French double world champion Alaphilippe has won a stage on each of the last four Tours, but hit a tree at high speed while preparing for this one.

His blistering Stage 1 victory last year is France’s last, meaning if no French rider wins Sunday’s race at Carcassonne on Stage 15, the wait stretches to 36 stages and account.

Another missing man is FDJ sprinter Arnaud Demare, who has won three stages of the Giro d’Italia this season but skipped that race as his team focuses on the mountains.

– The Pyrenees provide the perfect platform –

But France may not have to wait too long, with a trilogy of Pyrenean mountain stages to come next week and a trident of national hopefuls capable of delivering what French fans often like best, a sudden burst of triumphant Gallic flair in the face of adversity.

Pinot himself has already achieved this, sending his emotional team leader Marc Madiot into a frenzy on the Col du Tourmalet in 2019.

“I’m looking forward to the Pyrenees, those long climbs are the ones for me,” he said, and his recent Tour de Suisse win suggests that’s more than bluster.

Pinot’s young teammate David Gaudu also speaks of a fight after finding his form on Saturday’s final climb accompanied by a blockbuster crowd.

“I let go of the horses and they ran.
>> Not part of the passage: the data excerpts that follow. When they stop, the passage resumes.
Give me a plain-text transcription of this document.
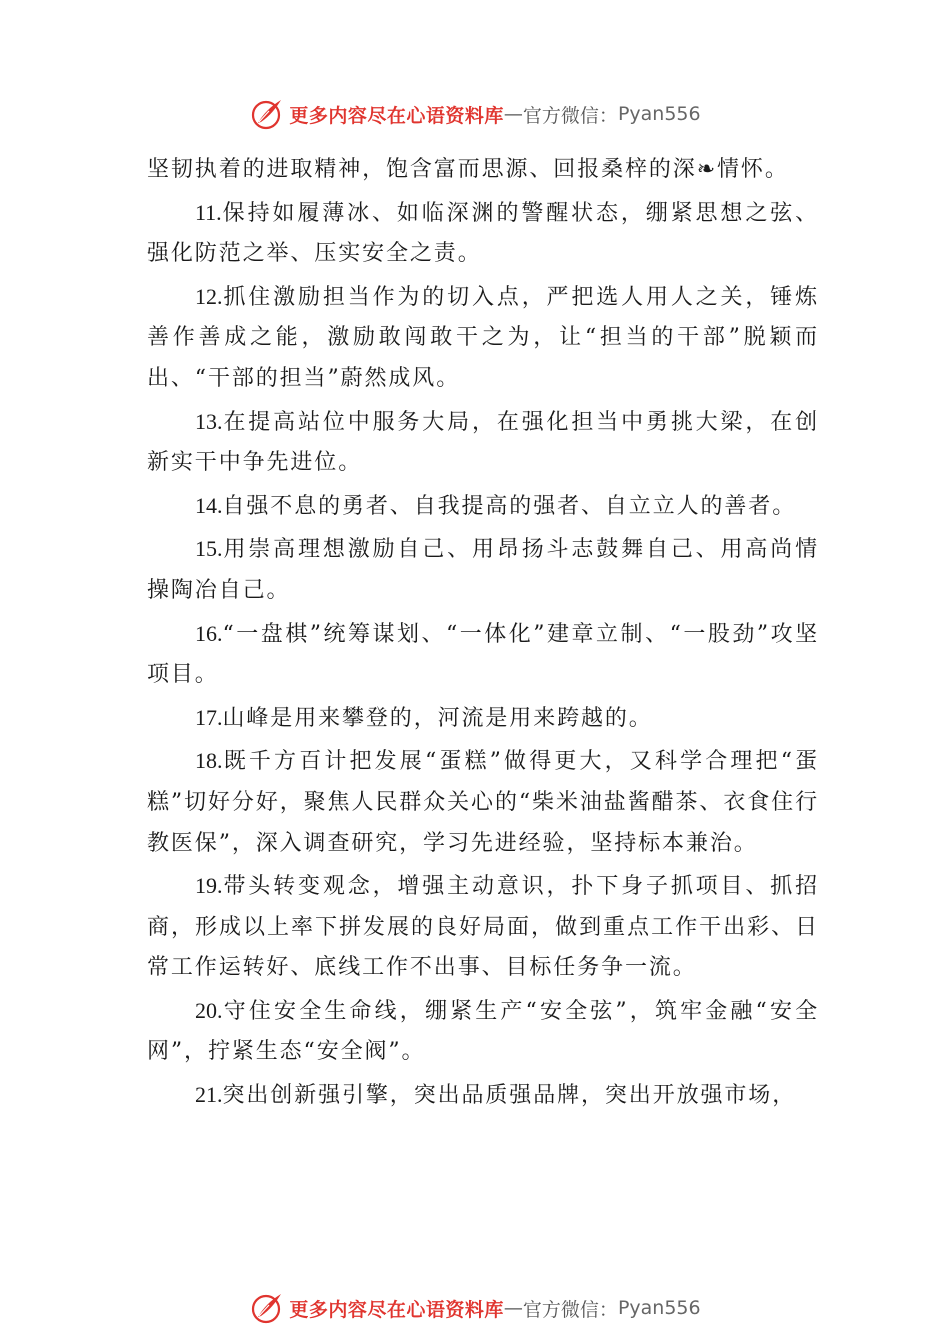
更多内容尽在心语资料库 — 官方微信： Pyan556

坚韧执着的进取精神，饱含富而思源、回报桑梓的深❧情怀。

11.保持如履薄冰、如临深渊的警醒状态，绷紧思想之弦、强化防范之举、压实安全之责。

12.抓住激励担当作为的切入点，严把选人用人之关，锤炼善作善成之能，激励敢闯敢干之为，让“担当的干部”脱颖而出、“干部的担当”蔚然成风。

13.在提高站位中服务大局，在强化担当中勇挑大梁，在创新实干中争先进位。

14.自强不息的勇者、自我提高的强者、自立立人的善者。

15.用崇高理想激励自己、用昂扬斗志鼓舞自己、用高尚情操陶冶自己。

16.“一盘棋”统筹谋划、“一体化”建章立制、“一股劲”攻坚项目。

17.山峰是用来攀登的，河流是用来跨越的。

18.既千方百计把发展“蛋糕”做得更大，又科学合理把“蛋糕”切好分好，聚焦人民群众关心的“柴米油盐酱醋茶、衣食住行教医保”，深入调查研究，学习先进经验，坚持标本兼治。

19.带头转变观念，增强主动意识，扑下身子抓项目、抓招商，形成以上率下拼发展的良好局面，做到重点工作干出彩、日常工作运转好、底线工作不出事、目标任务争一流。

20.守住安全生命线，绷紧生产“安全弦”，筑牢金融“安全网”，拧紧生态“安全阀”。

21.突出创新强引擎，突出品质强品牌，突出开放强市场，

更多内容尽在心语资料库 — 官方微信： Pyan556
Now I’m in the mood and can’t wait to get to the Pyrenees,” he said.

Gaudu is eighth overall, just 4 minutes 24 seconds off the lead and he and Pinot can focus on breaking into the top five rather than winning a stage.

In front of him, Romain Bardet, fourth, breathes the neck of Ineos leader Geraint Thomas.

“Romain seems to be in the form of his life,” Thomas warned this week, warning that Vingaard and Pogacar have a series of challengers.

Bardet himself was more somber on the matter.

“It will have to be an ambush, Vingaard and Pogacar are superior to all of us, there are four of us fighting for third place,” he said.

Bardet hinted he would sacrifice a potential podium spot in Paris for a stage win.

“If I have even a glimpse of an opportunity I will take it even if it’s risky, a stage win remains my top priority,” Bardet said.

France would certainly thank him for it.